In April 1876, in a speech delivered at the unveiling of the Freedmen's Monument in Memory of Abraham Lincoln,  Douglass said of Lincoln: 
...I have said that President Lincoln was a white man, and shared the prejudices common to his countrymen towards the colored race. Looking back to his times and to the condition of his country, we are compelled to admit that this unfriendly feeling on his part may be safely set down as one element of his wonderful success in organizing the loyal American people for the tremendous conflict before them, and bringing them safely through that conflict. His great mission was to accomplish two things: first, to save his country from dismemberment and ruin; and, second, to free his country from the great crime of slavery. To do one or the other, or both, he must have the earnest sympathy and the powerful cooperation of his loyal fellow-countrymen. Without this primary and essential condition to success his efforts must have been vain and utterly fruitless. Had he put the abolition of slavery before the salvation of the Union, he would have inevitably driven from him a powerful class of the American people and rendered resistance to rebellion impossible...Viewed from the genuine abolition ground, Mr. Lincoln seemed tardy, cold, dull, and indifferent; but measuring him by the sentiment of his country, a sentiment he was bound as a statesman to consult, he was swift, zealous, radical, and determined. [emphasis added] [Douglass' Oration]
Frederick Douglass was an activist and activists do not have to answer to a constituency, nor do they have to play well with others. There are those who no doubt will dismiss my evaluations of activism vs. politics as narrow and cynical. I intend it as neither, but simply pragmatic. 

Activism is an essential part of political and societal change but the demand that such activism be regularly and blatantly engaged in by this President is to ask him to go beyond the bounds of his office. I chose to focus on Lincoln because of sheer laziness. Lincoln has been a hobby of mine for years and I didn't have to do a lot of research. However, similar issues can be raised with FDR's presidency.

Douglass' evaluation of Lincoln doesn't diminish the man at all but it does make it clear that no man walks on water and offers a prism that reflects how I believe history will also view Obama. Just as was Lincoln, Obama is the President, not an activist. His responsibilities are vastly different than those of an activist. I believe that far too many are demanding that Obama take on a mythical role that no president has ever exercised. 

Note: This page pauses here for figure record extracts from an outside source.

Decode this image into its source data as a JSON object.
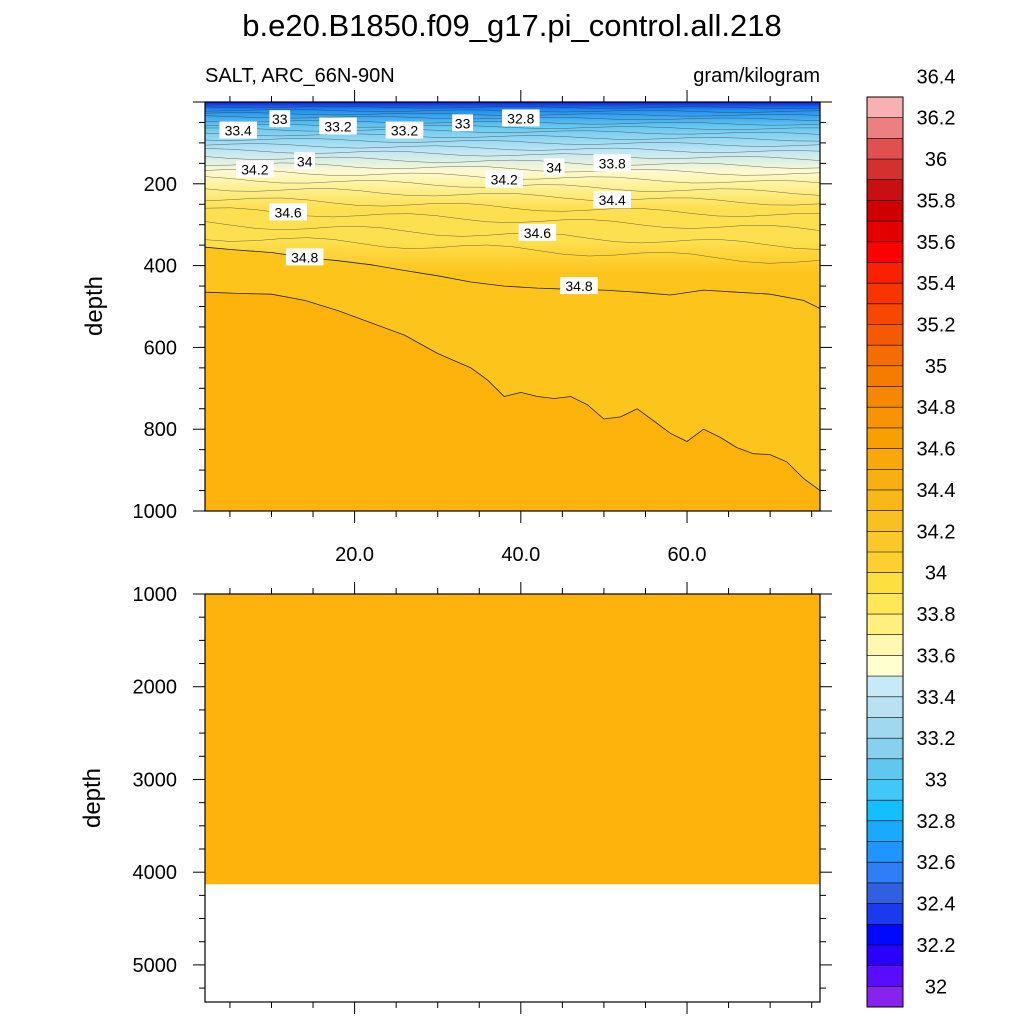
{
  "chart_data": {
    "type": "contour",
    "title": "b.e20.B1850.f09_g17.pi_control.all.218",
    "left_subtitle": "SALT, ARC_66N-90N",
    "right_subtitle": "gram/kilogram",
    "xlim": [
      2,
      76
    ],
    "x_tick_labels": [
      {
        "value": 20,
        "label": "20.0"
      },
      {
        "value": 40,
        "label": "40.0"
      },
      {
        "value": 60,
        "label": "60.0"
      }
    ],
    "panels": [
      {
        "name": "upper",
        "ylabel": "depth",
        "ylim": [
          0,
          1000
        ],
        "y_ticks": [
          200,
          400,
          600,
          800,
          1000
        ],
        "y_tick_labels": [
          "200",
          "400",
          "600",
          "800",
          "1000"
        ],
        "contour_labels": [
          {
            "text": "33",
            "x": 11,
            "y": 42
          },
          {
            "text": "33.4",
            "x": 6,
            "y": 70
          },
          {
            "text": "33.2",
            "x": 18,
            "y": 60
          },
          {
            "text": "33.2",
            "x": 26,
            "y": 70
          },
          {
            "text": "33",
            "x": 33,
            "y": 52
          },
          {
            "text": "32.8",
            "x": 40,
            "y": 40
          },
          {
            "text": "34",
            "x": 14,
            "y": 145
          },
          {
            "text": "34.2",
            "x": 8,
            "y": 165
          },
          {
            "text": "34",
            "x": 44,
            "y": 160
          },
          {
            "text": "33.8",
            "x": 51,
            "y": 150
          },
          {
            "text": "34.2",
            "x": 38,
            "y": 190
          },
          {
            "text": "34.4",
            "x": 51,
            "y": 240
          },
          {
            "text": "34.6",
            "x": 12,
            "y": 270
          },
          {
            "text": "34.6",
            "x": 42,
            "y": 320
          },
          {
            "text": "34.8",
            "x": 14,
            "y": 380
          },
          {
            "text": "34.8",
            "x": 47,
            "y": 450
          }
        ],
        "contour_348_depth": {
          "x": [
            2,
            6,
            10,
            14,
            18,
            22,
            26,
            30,
            34,
            38,
            42,
            46,
            50,
            54,
            58,
            62,
            66,
            70,
            74,
            76
          ],
          "depth": [
            355,
            362,
            368,
            380,
            388,
            398,
            412,
            425,
            440,
            450,
            455,
            458,
            460,
            465,
            472,
            460,
            465,
            470,
            485,
            505
          ]
        },
        "contour_350_depth": {
          "x": [
            2,
            6,
            10,
            14,
            18,
            22,
            26,
            30,
            34,
            36,
            38,
            40,
            42,
            44,
            46,
            48,
            50,
            52,
            54,
            56,
            58,
            60,
            62,
            64,
            66,
            68,
            70,
            72,
            74,
            76
          ],
          "depth": [
            465,
            468,
            470,
            485,
            510,
            540,
            570,
            615,
            650,
            680,
            720,
            710,
            720,
            725,
            720,
            740,
            775,
            770,
            750,
            780,
            810,
            830,
            800,
            820,
            845,
            860,
            862,
            880,
            920,
            950
          ]
        }
      },
      {
        "name": "lower",
        "ylabel": "depth",
        "ylim": [
          1000,
          5400
        ],
        "y_ticks": [
          1000,
          2000,
          3000,
          4000,
          5000
        ],
        "y_tick_labels": [
          "1000",
          "2000",
          "3000",
          "4000",
          "5000"
        ],
        "fill_value": 35.0,
        "bottom_depth": 4130
      }
    ],
    "colorbar": {
      "levels": [
        32,
        32.2,
        32.4,
        32.6,
        32.8,
        33,
        33.2,
        33.4,
        33.6,
        33.8,
        34,
        34.2,
        34.4,
        34.6,
        34.8,
        35,
        35.2,
        35.4,
        35.6,
        35.8,
        36,
        36.2,
        36.4
      ],
      "tick_labels": [
        "32",
        "32.2",
        "32.4",
        "32.6",
        "32.8",
        "33",
        "33.2",
        "33.4",
        "33.6",
        "33.8",
        "34",
        "34.2",
        "34.4",
        "34.6",
        "34.8",
        "35",
        "35.2",
        "35.4",
        "35.6",
        "35.8",
        "36",
        "36.2",
        "36.4"
      ],
      "colors": [
        "#8822ee",
        "#5a0cff",
        "#2a00ff",
        "#0008ff",
        "#1a3aee",
        "#3060e0",
        "#2f7df8",
        "#2094ff",
        "#18aaff",
        "#12c0ff",
        "#40c8f8",
        "#60c8f0",
        "#88d0f0",
        "#a0d8f0",
        "#b8e2f2",
        "#c8eaf6",
        "#ffffd0",
        "#fff8b0",
        "#fff080",
        "#ffe858",
        "#fde040",
        "#fbd030",
        "#fac828",
        "#f8c020",
        "#f8b818",
        "#f8b010",
        "#f8a808",
        "#f8a000",
        "#f79400",
        "#f68800",
        "#f67c00",
        "#f56c00",
        "#f55a00",
        "#f64800",
        "#f83400",
        "#fa2000",
        "#ff0000",
        "#e40000",
        "#d00000",
        "#c81010",
        "#d43030",
        "#e05050",
        "#ec8080",
        "#f8b0b0"
      ],
      "colors_note": "bottom to top"
    },
    "field_colors": {
      "deep": "#fdb30b",
      "mid": "#fdc51c",
      "upper": "#fde050",
      "light": "#fff3a0",
      "pale": "#fffad0",
      "cyan_light": "#bfe6f5",
      "cyan": "#66c8f0",
      "blue": "#1f8ff0",
      "deep_blue": "#1020e0"
    }
  }
}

Bachmann just won the straw vote election out of a field of Republicans, any of whom is saner than she. I find that frightening. Rather than contributing to the constant criticism of President Obama and the continual refusal to acknowledge all that has been accomplished (an extensive list) our common goal should be to ensure that the President has a second term to work towards our goals. Douglass voted for Lincoln in 1864 in spite of his concerns and supported Lincoln's campaign. We have a president who understands the system and who is working that system with every tool at his disposal. What we need are activists; the campaign slogan has always been, "Yes we can." What have you done lately?